There’s a moment in every painting when you have a choice. A choice to carry on or move on. You’ve put in hours of thought, sketches, colour studies, and laid out the first marks on the canvas. You’re now fully invested in the painting in front of you, but for some reason, something just isn’t clicking. Your vision and what you see in front of you don’t align, like when you accidentally brush against your telescope and lose the last half an hour’s delicate fiddling.
Painting is an intricate process, and the muse can be fickle. After more than ten years of painting, most of that self-taught, I still haven’t figured out exactly what makes a painting work, or not. Some of my best works have come together with little planning, little vision yet have emerged far better than I expected – maybe because I didn’t pre-plan? While others, with the best will in the world, are destined to be unfinished.
Halfway through painting the grey lake, that scene in Patagonia that I’ve talked so much about, I hit a wall. I’d gotten the easy bit done, the imaginary Milky Way sky. Putting down what I wanted was easy, but trying to capture the essence of the place as it was – with the icy drops of mist landing on my face to the sound of silence that reminded me of when holding a seashell up to your ear as a child. With so much and so little sound, the immense space, the claustrophobic clouds, the charcoal grey and the chilling cold, to me it was more poignant than any great sunset or waterfall.
I don’t know if it was my fear of not doing the scene justice, the unreliability of memory or the sheer sadness I felt as I was no longer stood beside that beautiful, surreal landscape.

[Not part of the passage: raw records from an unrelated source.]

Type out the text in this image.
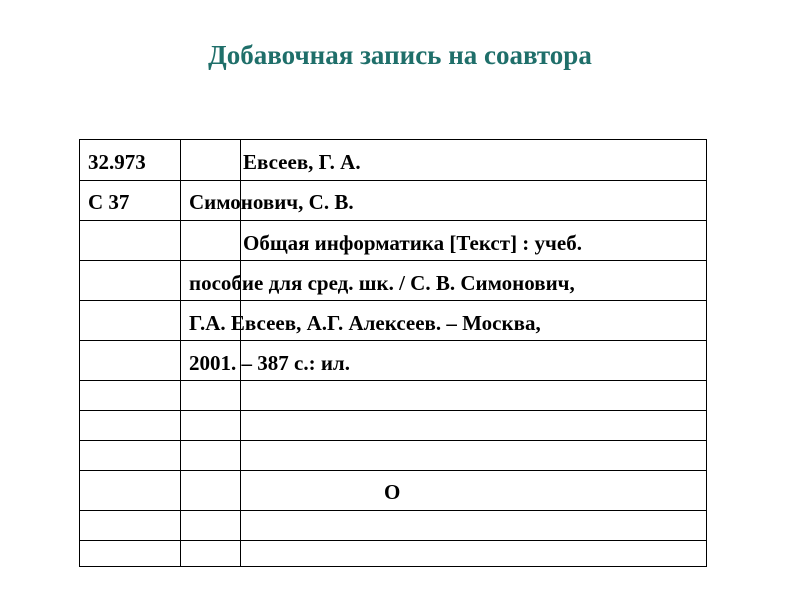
Добавочная запись на соавтора
32.973
С 37
Евсеев, Г. А.
Симонович, С. В.
Общая информатика [Текст] : учеб.
пособие для сред. шк. / С. В. Симонович,
Г.А. Евсеев, А.Г. Алексеев. – Москва,
2001. – 387 с.: ил.
О
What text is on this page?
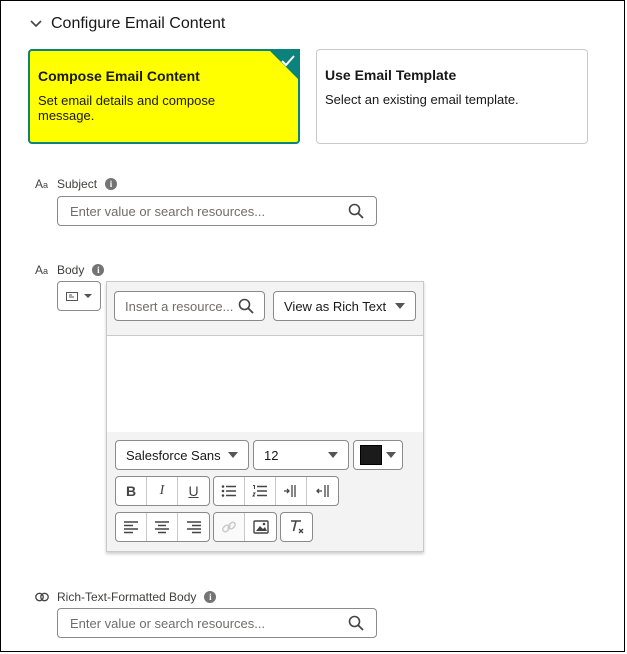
Configure Email Content
Compose Email Content
Set email details and compose message.
Use Email Template
Select an existing email template.
Aa Subject	i
Enter value or search resources...
Aa Body	i
Insert a resource...	View as Rich Text
Salesforce Sans	12
B	I	U
Rich-Text-Formatted Body	i
Enter value or search resources...
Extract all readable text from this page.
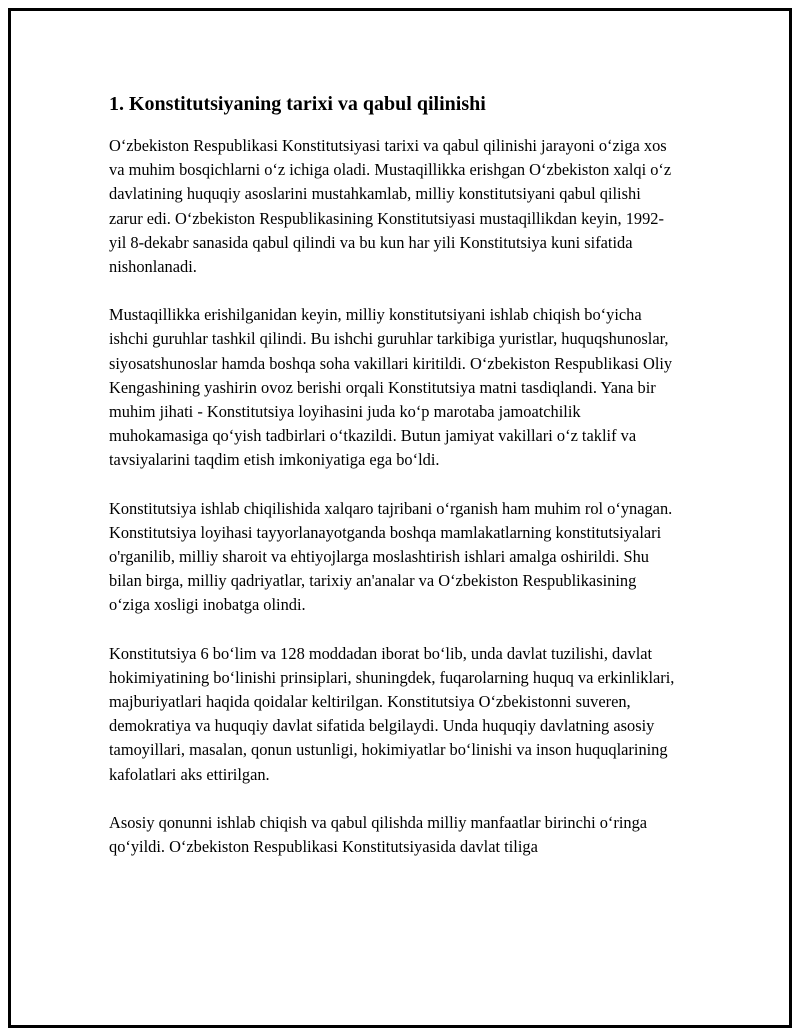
1. Konstitutsiyaning tarixi va qabul qilinishi

O‘zbekiston Respublikasi Konstitutsiyasi tarixi va qabul qilinishi jarayoni o‘ziga xos va muhim bosqichlarni o‘z ichiga oladi. Mustaqillikka erishgan O‘zbekiston xalqi o‘z davlatining huquqiy asoslarini mustahkamlab, milliy konstitutsiyani qabul qilishi zarur edi. O‘zbekiston Respublikasining Konstitutsiyasi mustaqillikdan keyin, 1992-yil 8-dekabr sanasida qabul qilindi va bu kun har yili Konstitutsiya kuni sifatida nishonlanadi.

Mustaqillikka erishilganidan keyin, milliy konstitutsiyani ishlab chiqish bo‘yicha ishchi guruhlar tashkil qilindi. Bu ishchi guruhlar tarkibiga yuristlar, huquqshunoslar, siyosatshunoslar hamda boshqa soha vakillari kiritildi. O‘zbekiston Respublikasi Oliy Kengashining yashirin ovoz berishi orqali Konstitutsiya matni tasdiqlandi. Yana bir muhim jihati - Konstitutsiya loyihasini juda ko‘p marotaba jamoatchilik muhokamasiga qo‘yish tadbirlari o‘tkazildi. Butun jamiyat vakillari o‘z taklif va tavsiyalarini taqdim etish imkoniyatiga ega bo‘ldi.

Konstitutsiya ishlab chiqilishida xalqaro tajribani o‘rganish ham muhim rol o‘ynagan. Konstitutsiya loyihasi tayyorlanayotganda boshqa mamlakatlarning konstitutsiyalari o'rganilib, milliy sharoit va ehtiyojlarga moslashtirish ishlari amalga oshirildi. Shu bilan birga, milliy qadriyatlar, tarixiy an'analar va O‘zbekiston Respublikasining o‘ziga xosligi inobatga olindi.

Konstitutsiya 6 bo‘lim va 128 moddadan iborat bo‘lib, unda davlat tuzilishi, davlat hokimiyatining bo‘linishi prinsiplari, shuningdek, fuqarolarning huquq va erkinliklari, majburiyatlari haqida qoidalar keltirilgan. Konstitutsiya O‘zbekistonni suveren, demokratiya va huquqiy davlat sifatida belgilaydi. Unda huquqiy davlatning asosiy tamoyillari, masalan, qonun ustunligi, hokimiyatlar bo‘linishi va inson huquqlarining kafolatlari aks ettirilgan.

Asosiy qonunni ishlab chiqish va qabul qilishda milliy manfaatlar birinchi o‘ringa qo‘yildi. O‘zbekiston Respublikasi Konstitutsiyasida davlat tiliga
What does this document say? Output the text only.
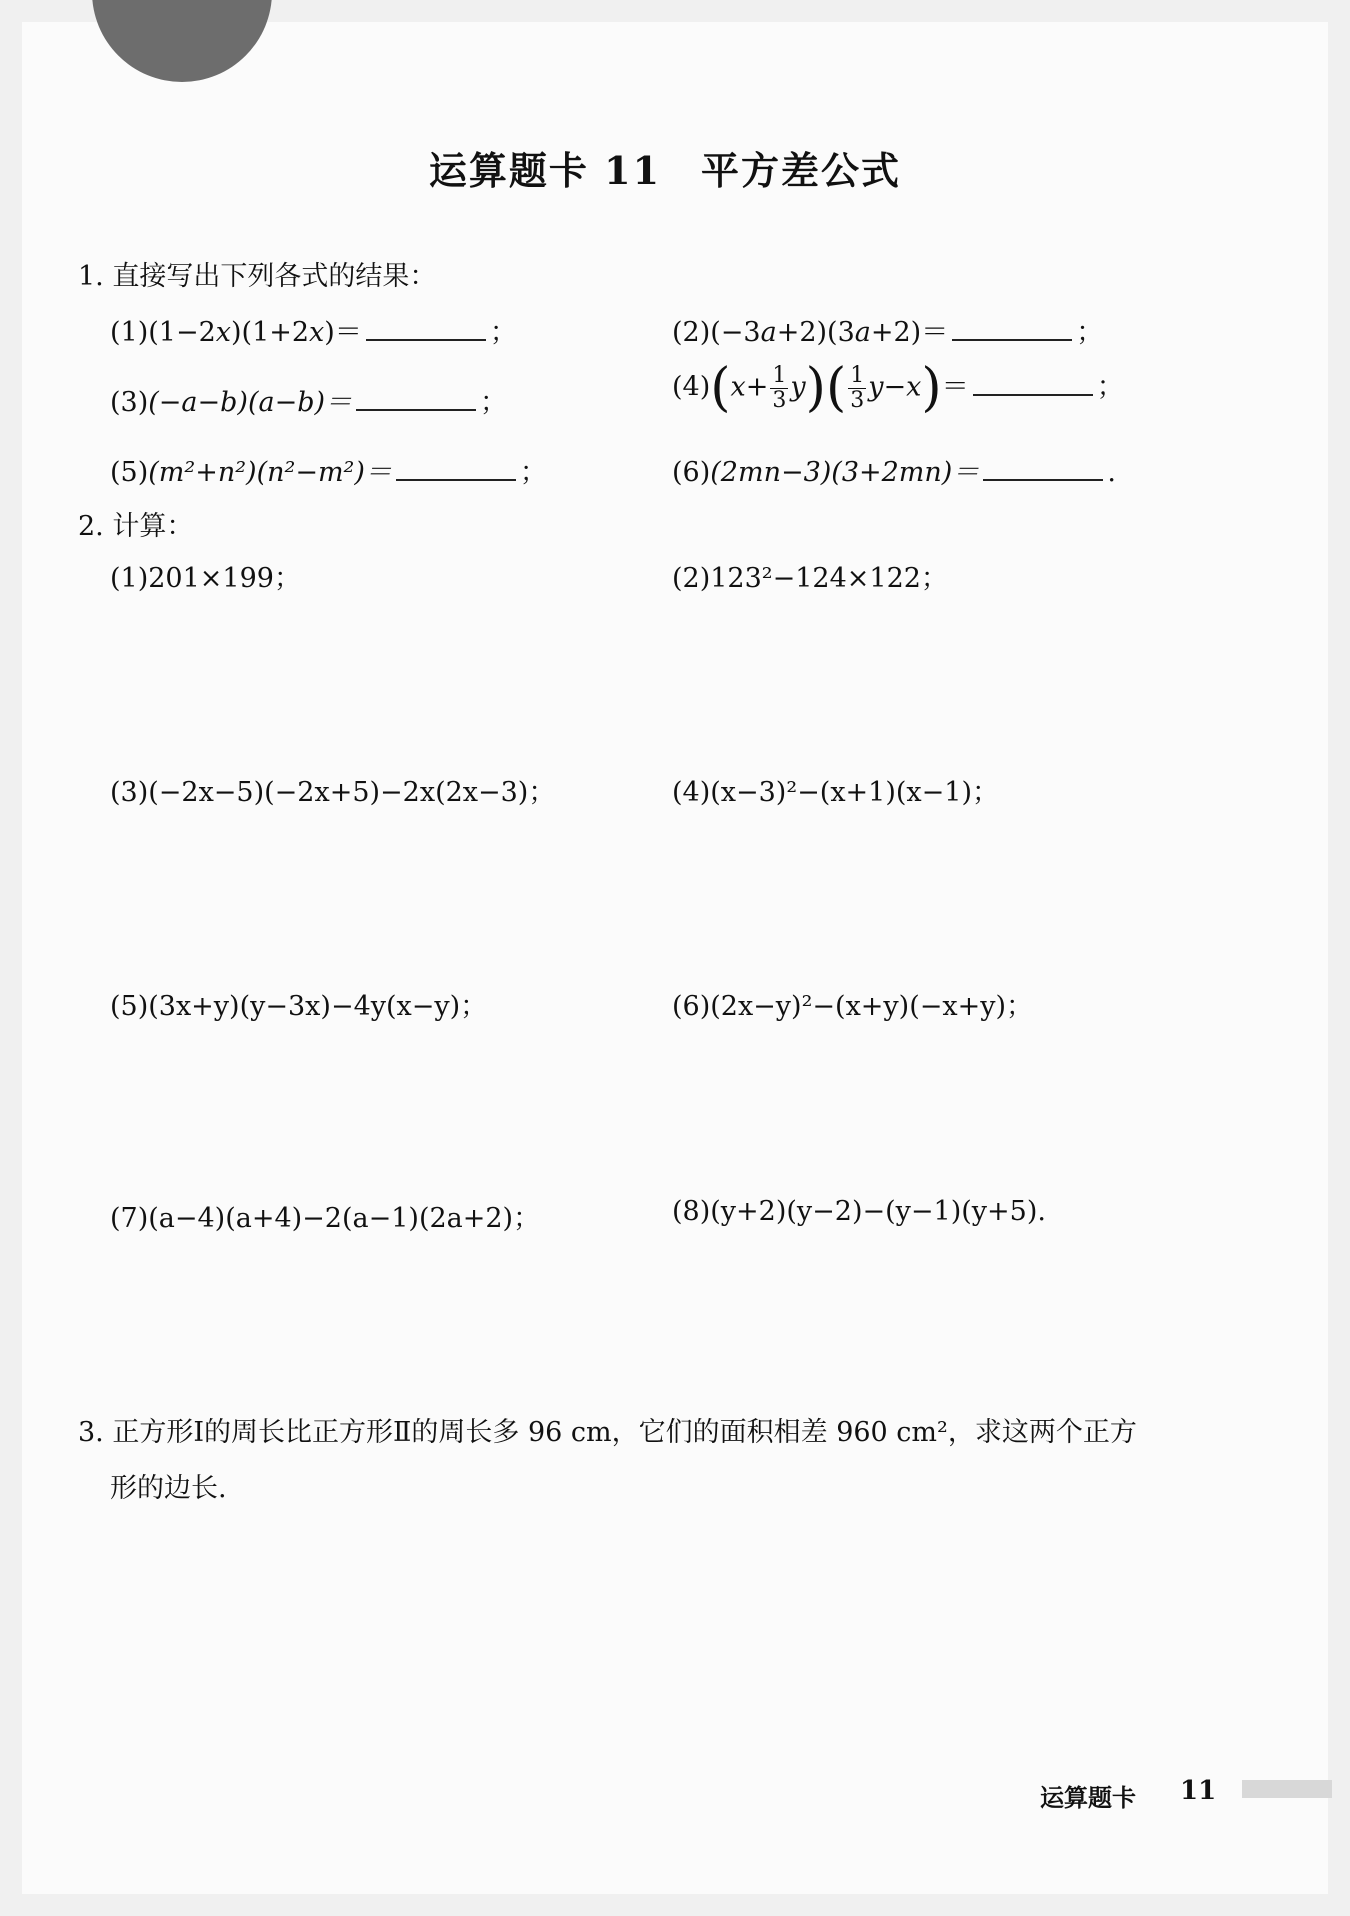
运算题卡 11 平方差公式
1. 直接写出下列各式的结果：
(1)(1−2x)(1+2x)＝	；	(2)(−3a+2)(3a+2)＝	；
(3)(−a−b)(a−b)＝	；	$(4)(x+ \frac{1}{3} y)( \frac{1}{3} y-x)=$	；
(5)(m²+n²)(n²−m²)＝	；	(6)(2mn−3)(3+2mn)＝	.
2. 计算：
(1)201×199；	(2)123²−124×122；
(3)(−2x−5)(−2x+5)−2x(2x−3)；	(4)(x−3)²−(x+1)(x−1)；
(5)(3x+y)(y−3x)−4y(x−y)；	(6)(2x−y)²−(x+y)(−x+y)；
(7)(a−4)(a+4)−2(a−1)(2a+2)；	(8)(y+2)(y−2)−(y−1)(y+5).
3. 正方形Ⅰ的周长比正方形Ⅱ的周长多 96 cm，它们的面积相差 960 cm²，求这两个正方
形的边长.
运算题卡 11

It felt as much the surface of another planet as it did home.
The most beautiful places are the hardest to paint, in the same way that poets find it so hard to write about happiness. Familiar is easy, abstract thoughts and powerful emotions are hard, particularly when we don’t fully understand them.
So sadly, I moved on. But just because a painting goes in the bin, doesn’t mean it can’t teach something valuable. Two and a half years later, and I’m still learning from these painting failures.